Breaking News

Demo Tolak Omnibus Law, Ratusan Mahasiswa dan Pelajar Pasaman Barat Basah Kuyup


Pasaman Barat,Figurnews.com

Hujan dari pagi Kamis (8/10) di Pasaman Barat tidak menyurutkan semangat Aliansi mahasiswa Pasaman Barat  unjuk rasa (UNRAS) penolakan Undang-Undang Cipta Lapangan Kerja (Omnisbus Law) yang baru disahkan Parlemen DPR RI, unras  tetap dilakukan di halaman kantor DPRD Pasaman Barat (Pasbar), hingga Kamis Sore.

Meski ditengah guyuran hujan deras tidak menyurutkan aksi yang dilakukan oleh gabungan mahasiswa tersebut menolak Omnibus Law atau UU Cipta Kerja (Ciptaker) yang baru disahkan oleh Dewan Perwakilan Rakyat (DPR) Republik Indonesia.

"Kami sebagai mahasiswa juru bicara rakyat menolak UU Cipta Kerja, karena merugikan kaum buruh, walaupun basah kuyup diguyur air hujan, tidak menyurutkan semangat kami," sebut Habibi salah seorang orator.

Menurut mereka para wakil rakyat tidak pro rakyat dan telah memperkosa hak-hak rakyat. Lanjut Habibi,  negara ini sedang dirampok oleh kaum elit politik untuk itu mereka turun serentak.

"Negara ini sedang dirampok dan negara ini sakit. Kita disini juga berjuang dan sama dengan kawan-kawan mahasiswa di pusat dan daerah lain bergerak demi membela rakyat," pungkasnya 

Ia juga sangat menyesalkan setiap mahasiswa berunjuk rasa mereka selalu dihadapkan dengan aparat penegak hukum. Namun disetiap pemilu para wakil rakyat itu dengan wajah malaikat mengetok pintu-pintu rumah warga.

"Ketika kami berunjuk rasa, kami selalu dihadapkan dengan aparat penegak hukum. Namun ketika hendak pemilu para wakil rakyat kami ini dengan wajah manis mengetok rumah kami minta dipilih, sekarang kemana mereka, kemana ?," sesalnya.

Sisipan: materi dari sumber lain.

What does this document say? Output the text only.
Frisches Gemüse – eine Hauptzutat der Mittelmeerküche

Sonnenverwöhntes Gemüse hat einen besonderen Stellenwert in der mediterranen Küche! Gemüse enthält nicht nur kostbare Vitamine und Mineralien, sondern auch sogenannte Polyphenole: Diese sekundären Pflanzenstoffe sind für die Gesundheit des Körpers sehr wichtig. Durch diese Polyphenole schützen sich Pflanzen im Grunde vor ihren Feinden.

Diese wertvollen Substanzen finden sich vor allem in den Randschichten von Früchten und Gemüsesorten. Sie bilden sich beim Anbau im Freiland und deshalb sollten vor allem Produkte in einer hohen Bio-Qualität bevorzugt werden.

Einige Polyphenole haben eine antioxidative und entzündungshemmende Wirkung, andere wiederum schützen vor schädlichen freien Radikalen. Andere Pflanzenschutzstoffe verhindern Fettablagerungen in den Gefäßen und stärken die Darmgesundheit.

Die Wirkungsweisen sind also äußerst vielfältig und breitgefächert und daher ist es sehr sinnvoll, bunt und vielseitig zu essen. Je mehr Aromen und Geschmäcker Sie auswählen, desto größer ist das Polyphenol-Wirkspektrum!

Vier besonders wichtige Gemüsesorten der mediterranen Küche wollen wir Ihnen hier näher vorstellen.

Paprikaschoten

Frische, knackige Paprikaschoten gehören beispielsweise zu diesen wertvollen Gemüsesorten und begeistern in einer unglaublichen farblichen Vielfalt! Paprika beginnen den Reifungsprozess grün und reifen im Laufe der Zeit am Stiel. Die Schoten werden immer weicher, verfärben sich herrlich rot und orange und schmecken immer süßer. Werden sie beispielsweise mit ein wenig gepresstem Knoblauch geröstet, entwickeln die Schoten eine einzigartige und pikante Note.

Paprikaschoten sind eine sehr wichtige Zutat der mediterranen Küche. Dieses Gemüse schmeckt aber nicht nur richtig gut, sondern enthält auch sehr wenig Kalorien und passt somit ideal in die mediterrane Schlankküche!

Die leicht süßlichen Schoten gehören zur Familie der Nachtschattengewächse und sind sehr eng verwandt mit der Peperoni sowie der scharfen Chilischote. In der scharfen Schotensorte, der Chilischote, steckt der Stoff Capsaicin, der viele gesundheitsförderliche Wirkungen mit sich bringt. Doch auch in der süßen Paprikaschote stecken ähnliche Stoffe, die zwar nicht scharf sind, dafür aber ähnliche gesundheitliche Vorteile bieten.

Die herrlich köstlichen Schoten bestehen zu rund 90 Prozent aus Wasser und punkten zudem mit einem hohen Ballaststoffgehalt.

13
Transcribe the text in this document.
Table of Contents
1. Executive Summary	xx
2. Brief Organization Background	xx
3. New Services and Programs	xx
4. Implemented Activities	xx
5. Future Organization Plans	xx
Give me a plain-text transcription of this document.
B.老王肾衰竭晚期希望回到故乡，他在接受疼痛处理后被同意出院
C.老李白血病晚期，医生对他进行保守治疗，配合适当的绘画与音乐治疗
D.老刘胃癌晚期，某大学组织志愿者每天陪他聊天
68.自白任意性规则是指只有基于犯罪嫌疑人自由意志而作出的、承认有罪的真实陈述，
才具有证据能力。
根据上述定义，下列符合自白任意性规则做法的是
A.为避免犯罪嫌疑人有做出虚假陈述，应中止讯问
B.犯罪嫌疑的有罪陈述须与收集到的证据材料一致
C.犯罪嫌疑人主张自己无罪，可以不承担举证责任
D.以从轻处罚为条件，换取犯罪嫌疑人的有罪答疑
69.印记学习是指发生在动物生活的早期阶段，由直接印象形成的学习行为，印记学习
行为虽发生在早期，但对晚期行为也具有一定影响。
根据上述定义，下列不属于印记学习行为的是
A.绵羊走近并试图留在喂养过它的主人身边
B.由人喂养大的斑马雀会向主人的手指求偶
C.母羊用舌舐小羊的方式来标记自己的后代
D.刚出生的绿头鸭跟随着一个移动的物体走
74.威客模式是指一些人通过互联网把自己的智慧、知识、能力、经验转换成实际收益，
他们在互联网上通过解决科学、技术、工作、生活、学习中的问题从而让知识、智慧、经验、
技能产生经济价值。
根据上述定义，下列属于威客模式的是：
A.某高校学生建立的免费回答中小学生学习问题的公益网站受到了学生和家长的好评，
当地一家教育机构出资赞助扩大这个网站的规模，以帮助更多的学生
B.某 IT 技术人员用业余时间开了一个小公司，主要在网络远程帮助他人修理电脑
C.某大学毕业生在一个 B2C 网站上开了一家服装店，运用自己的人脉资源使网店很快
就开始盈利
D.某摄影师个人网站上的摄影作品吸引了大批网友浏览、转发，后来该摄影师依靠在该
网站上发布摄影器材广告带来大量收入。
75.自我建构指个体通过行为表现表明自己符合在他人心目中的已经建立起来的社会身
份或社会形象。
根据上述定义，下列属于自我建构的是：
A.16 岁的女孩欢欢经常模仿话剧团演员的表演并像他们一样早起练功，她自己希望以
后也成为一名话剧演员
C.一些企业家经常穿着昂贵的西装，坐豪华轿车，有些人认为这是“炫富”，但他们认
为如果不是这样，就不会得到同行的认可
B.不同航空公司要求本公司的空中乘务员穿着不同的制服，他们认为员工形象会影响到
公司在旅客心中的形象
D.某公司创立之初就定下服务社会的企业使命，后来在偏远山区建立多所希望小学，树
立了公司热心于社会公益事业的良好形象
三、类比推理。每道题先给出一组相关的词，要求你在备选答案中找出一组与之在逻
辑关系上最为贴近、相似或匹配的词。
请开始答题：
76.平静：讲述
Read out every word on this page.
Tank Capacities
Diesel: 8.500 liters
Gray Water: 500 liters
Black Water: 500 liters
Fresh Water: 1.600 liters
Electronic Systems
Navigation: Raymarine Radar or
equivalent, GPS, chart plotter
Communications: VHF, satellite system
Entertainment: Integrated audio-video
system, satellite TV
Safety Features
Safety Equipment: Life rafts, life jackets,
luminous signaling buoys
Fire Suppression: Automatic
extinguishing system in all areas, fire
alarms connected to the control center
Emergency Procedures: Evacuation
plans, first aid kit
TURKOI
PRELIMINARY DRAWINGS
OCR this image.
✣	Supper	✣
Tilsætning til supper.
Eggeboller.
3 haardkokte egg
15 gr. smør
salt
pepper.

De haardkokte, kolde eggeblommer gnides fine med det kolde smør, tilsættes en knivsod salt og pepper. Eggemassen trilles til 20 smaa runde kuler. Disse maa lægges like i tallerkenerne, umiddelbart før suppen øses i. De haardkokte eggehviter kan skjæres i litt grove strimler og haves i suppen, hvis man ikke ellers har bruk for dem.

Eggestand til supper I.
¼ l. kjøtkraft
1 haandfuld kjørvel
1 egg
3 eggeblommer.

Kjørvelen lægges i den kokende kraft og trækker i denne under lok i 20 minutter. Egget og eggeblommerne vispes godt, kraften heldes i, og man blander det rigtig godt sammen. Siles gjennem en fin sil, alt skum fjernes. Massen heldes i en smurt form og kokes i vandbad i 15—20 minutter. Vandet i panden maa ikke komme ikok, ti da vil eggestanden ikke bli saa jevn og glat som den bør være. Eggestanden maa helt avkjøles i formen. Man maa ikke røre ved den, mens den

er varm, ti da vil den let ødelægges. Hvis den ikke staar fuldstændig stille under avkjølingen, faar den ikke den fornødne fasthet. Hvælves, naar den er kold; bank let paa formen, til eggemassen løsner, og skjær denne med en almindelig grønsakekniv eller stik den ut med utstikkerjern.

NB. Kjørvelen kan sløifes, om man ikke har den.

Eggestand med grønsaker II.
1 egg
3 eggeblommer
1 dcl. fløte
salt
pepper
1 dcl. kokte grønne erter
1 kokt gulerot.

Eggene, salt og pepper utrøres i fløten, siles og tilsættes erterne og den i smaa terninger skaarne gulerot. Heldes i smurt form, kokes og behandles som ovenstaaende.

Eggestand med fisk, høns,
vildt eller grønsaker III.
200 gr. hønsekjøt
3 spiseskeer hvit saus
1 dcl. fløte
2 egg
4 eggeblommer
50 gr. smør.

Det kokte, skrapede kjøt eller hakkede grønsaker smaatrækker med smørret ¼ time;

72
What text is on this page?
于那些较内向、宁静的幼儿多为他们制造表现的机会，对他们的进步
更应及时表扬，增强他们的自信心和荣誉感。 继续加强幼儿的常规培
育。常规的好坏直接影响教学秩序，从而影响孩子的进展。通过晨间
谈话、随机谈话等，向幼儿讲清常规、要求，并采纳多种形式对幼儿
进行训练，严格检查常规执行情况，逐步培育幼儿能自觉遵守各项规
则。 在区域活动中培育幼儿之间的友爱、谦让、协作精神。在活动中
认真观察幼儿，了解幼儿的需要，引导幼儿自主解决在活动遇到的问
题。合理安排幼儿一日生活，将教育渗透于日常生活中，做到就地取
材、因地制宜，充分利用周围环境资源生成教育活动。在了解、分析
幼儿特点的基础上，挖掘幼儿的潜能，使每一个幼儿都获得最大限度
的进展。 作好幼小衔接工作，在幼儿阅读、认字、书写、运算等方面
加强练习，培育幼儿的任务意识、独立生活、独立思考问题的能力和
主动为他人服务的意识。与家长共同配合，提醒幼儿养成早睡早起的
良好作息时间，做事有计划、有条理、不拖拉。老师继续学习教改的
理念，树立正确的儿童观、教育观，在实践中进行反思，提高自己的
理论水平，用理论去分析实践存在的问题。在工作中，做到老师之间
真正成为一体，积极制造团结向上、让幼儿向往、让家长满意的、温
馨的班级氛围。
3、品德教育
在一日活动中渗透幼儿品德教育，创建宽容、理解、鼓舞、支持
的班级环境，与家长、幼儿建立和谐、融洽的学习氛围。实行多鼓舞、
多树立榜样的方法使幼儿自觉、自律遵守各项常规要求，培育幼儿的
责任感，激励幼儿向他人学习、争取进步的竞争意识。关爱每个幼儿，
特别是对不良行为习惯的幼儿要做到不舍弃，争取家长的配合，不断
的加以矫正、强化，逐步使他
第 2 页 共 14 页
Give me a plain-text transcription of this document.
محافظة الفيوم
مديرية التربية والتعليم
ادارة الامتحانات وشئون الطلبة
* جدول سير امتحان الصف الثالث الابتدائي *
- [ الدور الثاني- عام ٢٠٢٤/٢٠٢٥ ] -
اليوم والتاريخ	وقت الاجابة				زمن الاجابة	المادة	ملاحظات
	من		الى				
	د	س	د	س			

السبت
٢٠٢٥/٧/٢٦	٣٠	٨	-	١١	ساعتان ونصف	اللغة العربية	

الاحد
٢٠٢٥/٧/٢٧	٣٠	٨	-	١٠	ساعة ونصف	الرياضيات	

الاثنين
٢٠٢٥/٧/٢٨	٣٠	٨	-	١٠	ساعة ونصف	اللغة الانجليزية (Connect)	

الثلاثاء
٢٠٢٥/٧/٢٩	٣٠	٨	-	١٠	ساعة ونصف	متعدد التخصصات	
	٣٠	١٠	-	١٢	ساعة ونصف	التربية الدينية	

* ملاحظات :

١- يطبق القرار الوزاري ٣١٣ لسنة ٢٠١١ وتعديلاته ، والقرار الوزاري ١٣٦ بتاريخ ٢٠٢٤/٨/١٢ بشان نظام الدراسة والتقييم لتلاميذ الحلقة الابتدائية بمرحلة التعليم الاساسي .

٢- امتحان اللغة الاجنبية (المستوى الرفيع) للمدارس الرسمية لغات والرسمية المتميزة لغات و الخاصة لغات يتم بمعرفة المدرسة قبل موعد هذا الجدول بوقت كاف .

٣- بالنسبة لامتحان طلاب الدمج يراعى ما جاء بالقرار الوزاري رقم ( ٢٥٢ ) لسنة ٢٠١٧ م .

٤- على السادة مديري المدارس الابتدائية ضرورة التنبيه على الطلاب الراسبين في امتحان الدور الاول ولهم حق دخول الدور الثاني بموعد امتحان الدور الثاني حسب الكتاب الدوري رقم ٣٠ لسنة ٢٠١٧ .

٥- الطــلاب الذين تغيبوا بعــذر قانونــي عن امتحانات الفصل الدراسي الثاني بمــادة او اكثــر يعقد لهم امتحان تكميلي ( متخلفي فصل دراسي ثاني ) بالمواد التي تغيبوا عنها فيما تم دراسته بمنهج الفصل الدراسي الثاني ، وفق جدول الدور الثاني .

"Kami hadir disini sebagai pembela masyarakat dan kami disini karena melihat negara ini sedang tidak baik. Kalian itu harus pro rakyat pak dewan terhormat, kalian itu dipilih oleh rakyat bukan dilotre, jangan buat susah rakyat," sambungnya.

Ia juga menilai dalam Omnibus Law atau UU Cipta Kerja (Ciptaker) yang baru disahkan oleh Dewan Perwakilan Rakyat (DPR) Republik Indonesia ada perampasan hak buruh.

"Kalian telah memperkosa hak rakyat, untuk itu kami ada disini untuk membela kaum buruh dan rakyat. Namun juga kami sangat menyesalkan anggota DPRD Pasaman Barat yang jumlahnya 40 orang hanya dihadiri 2 orang, itupun hanya bertemu tatap muka tanpa solusi yang pasti" jelasnya.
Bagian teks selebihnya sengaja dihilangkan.